Andrew Johnson, Compton's Resident Horseshoer on a Neighborhood Growing its own Food

Departures is KCET's oral history and interactive documentary project that thoroughly explores neighborhoods through the people that live there. In January, SoCal Focus is taking readers through the Richland Farms series one day at a time.

Andrew Johnson moved to Compton's Richland Farms when he was 5 years old and remembers a childhood of dirt roads and chicken farms, and activities like racing horses, chasing rabbits and hunting crawdad. "It was like Griffith Park!" he excitedly exclaimed.

Back in those days, Johnson said, the neighborhood sustained its own food economy. "They used to barter," he explained of his dad who had goats and cows, and of neighbors who had chickens and rabbits. "All the food came from here and we ate natural. We didn't have the market--Miracle Market was a local market for us that we put our food inside of. There was another one here on Greenleaf... it was all here, everything."

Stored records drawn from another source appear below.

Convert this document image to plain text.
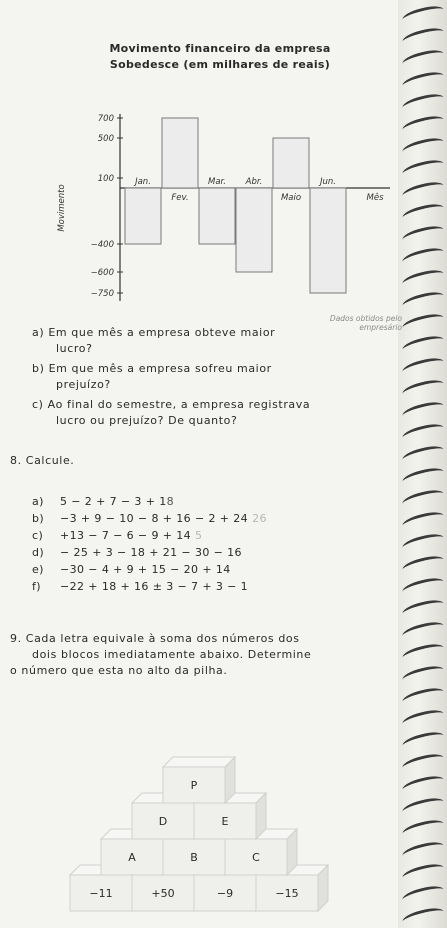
Movimento financeiro da empresa
Sobedesce (em milhares de reais)
700
500
100
−400
−600
−750
Jan.
Fev.
Mar. Abr.
Maio
Jun.
Mês
Movimento
Dados obtidos pelo empresário
a) Em que mês a empresa obteve maior
lucro?
b) Em que mês a empresa sofreu maior
prejuízo?
c) Ao final do semestre, a empresa registrava
lucro ou prejuízo? De quanto?
8. Calcule.
a) 5 − 2 + 7 − 3 + 18
b) −3 + 9 − 10 − 8 + 16 − 2 + 24 26
c) +13 − 7 − 6 − 9 + 14 5
d) − 25 + 3 − 18 + 21 − 30 − 16
e) −30 − 4 + 9 + 15 − 20 + 14
f) −22 + 18 + 16 ± 3 − 7 + 3 − 1
9. Cada letra equivale à soma dos números dos
dois blocos imediatamente abaixo. Determine
o número que esta no alto da pilha.
−11	+50	−9	−15
A	B	C
D	E
P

Today things are different, but some residents are still growing their own.

Johnson, who also works with the Compton Jr. Posse, credits the neighborhood lifestyle for keeping him alive. "I didn't get into any gangs or anything because I was trying to follow the horses." Now at 55, his typical day consists of waking up 3:30 in the morning, going for a run, cleaning his horse stalls and then cleaning stalls for 20 other horses down the street.

To put it simply, Johnson says Richland Farms is "joy, peace, love and happiness, and the best riding we can do."

The Departures Richland Farms series is broken down into two parts as interactive murals: The Past and The Present. The above information is based on The Present's second mural hotspot, which was produced by student producer Tachi Vickers.